PyData NYC 2022

Herding Entities: Information Search and Synthesis in the Context of Transaction Data
11-10, 14:15–15:00 (America/New_York), Winter Garden (5th floor)

Entity search and synthesis underlies transaction enrichment at Ntropy. Access to clean and detailed company information is a prerequisite to deep understanding of financial data. In this talk we outline how various data sources including some popular search engines, document and vector databases, with the help of clever heuristics and ranking models, are utilized to fully recognize participants of a transaction, and consequently enable more involved analysis.


At Ntropy we deal with noisy and frequently obfuscated transaction information. We strive to extract as much relevant information as possible from available data sources in order to enrich transactions with data.

Full understanding of the nature of a transaction requires us to obtain correct and useful information on the entities recognized in its description. For this purpose we make use of popular search engines as well as our own company databases. We show how carefully constructed indexes of documents, vector embeddings, together with ranking models help us find relevant pieces of information in the sea of noise and stitch it together into a final form.

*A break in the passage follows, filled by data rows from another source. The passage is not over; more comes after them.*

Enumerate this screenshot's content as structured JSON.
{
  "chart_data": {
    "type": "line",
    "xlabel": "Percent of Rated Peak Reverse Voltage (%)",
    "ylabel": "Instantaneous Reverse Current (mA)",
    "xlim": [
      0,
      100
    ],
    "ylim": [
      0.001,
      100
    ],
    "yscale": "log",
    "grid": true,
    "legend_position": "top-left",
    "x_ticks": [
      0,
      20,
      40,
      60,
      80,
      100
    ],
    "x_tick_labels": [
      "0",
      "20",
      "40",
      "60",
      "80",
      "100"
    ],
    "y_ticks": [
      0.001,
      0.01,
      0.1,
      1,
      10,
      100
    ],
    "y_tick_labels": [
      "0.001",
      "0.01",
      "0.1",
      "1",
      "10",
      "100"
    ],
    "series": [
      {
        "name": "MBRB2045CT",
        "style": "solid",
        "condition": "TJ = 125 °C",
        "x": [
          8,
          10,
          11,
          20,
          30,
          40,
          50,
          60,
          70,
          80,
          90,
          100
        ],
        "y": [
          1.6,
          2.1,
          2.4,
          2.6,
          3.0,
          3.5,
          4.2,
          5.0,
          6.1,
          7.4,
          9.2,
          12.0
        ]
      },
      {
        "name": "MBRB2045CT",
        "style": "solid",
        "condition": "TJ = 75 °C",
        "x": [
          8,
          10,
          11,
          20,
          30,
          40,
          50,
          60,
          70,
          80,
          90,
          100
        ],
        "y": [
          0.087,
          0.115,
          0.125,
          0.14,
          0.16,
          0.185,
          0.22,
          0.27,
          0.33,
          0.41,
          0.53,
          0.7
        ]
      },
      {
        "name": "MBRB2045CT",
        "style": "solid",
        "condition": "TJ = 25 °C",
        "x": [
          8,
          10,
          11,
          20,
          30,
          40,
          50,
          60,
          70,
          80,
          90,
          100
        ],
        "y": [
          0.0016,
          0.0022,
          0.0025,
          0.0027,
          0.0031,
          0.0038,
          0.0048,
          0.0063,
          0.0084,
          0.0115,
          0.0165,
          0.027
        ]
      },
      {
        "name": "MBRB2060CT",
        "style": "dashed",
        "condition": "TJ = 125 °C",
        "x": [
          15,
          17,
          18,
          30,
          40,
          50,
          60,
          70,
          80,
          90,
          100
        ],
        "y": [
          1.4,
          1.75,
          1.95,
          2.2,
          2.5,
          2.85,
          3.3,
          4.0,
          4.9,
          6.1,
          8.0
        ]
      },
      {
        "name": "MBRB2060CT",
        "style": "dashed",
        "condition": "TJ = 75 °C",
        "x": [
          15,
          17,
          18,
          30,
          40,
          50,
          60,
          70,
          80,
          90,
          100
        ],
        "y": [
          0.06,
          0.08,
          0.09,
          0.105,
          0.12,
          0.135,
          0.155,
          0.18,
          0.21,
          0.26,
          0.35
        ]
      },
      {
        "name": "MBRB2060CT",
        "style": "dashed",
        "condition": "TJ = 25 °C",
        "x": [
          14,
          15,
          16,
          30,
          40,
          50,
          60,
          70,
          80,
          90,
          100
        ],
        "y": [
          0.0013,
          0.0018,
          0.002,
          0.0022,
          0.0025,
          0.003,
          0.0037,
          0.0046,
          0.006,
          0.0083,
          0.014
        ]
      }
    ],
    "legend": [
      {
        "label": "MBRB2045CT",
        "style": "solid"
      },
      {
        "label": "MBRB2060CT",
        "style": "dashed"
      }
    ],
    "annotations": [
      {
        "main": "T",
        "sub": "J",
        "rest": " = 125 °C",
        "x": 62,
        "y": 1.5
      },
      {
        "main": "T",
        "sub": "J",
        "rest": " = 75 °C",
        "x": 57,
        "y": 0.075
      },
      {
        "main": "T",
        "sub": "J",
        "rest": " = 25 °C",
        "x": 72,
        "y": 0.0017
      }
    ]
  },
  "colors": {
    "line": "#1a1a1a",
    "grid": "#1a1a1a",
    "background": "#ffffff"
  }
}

We show how in the environment of cluttered, frequently inaccurate data with very little ground truth, we are able to tweak our heuristics, train models to deliver valuable entity information in performant and robust ways.

We also discuss how our internal labeling services aid us in this process, and how all of the intricate steps are orchestrated as reusable pipelines.


Prior Knowledge Expected

No previous knowledge expected

I graduated from Theoretical Computer Science at Jagiellonian University in Kraków. Since then, I have been designing and developing ML solutions at small to medium size startups. I am currently working at Ntropy where my main focus is entity search.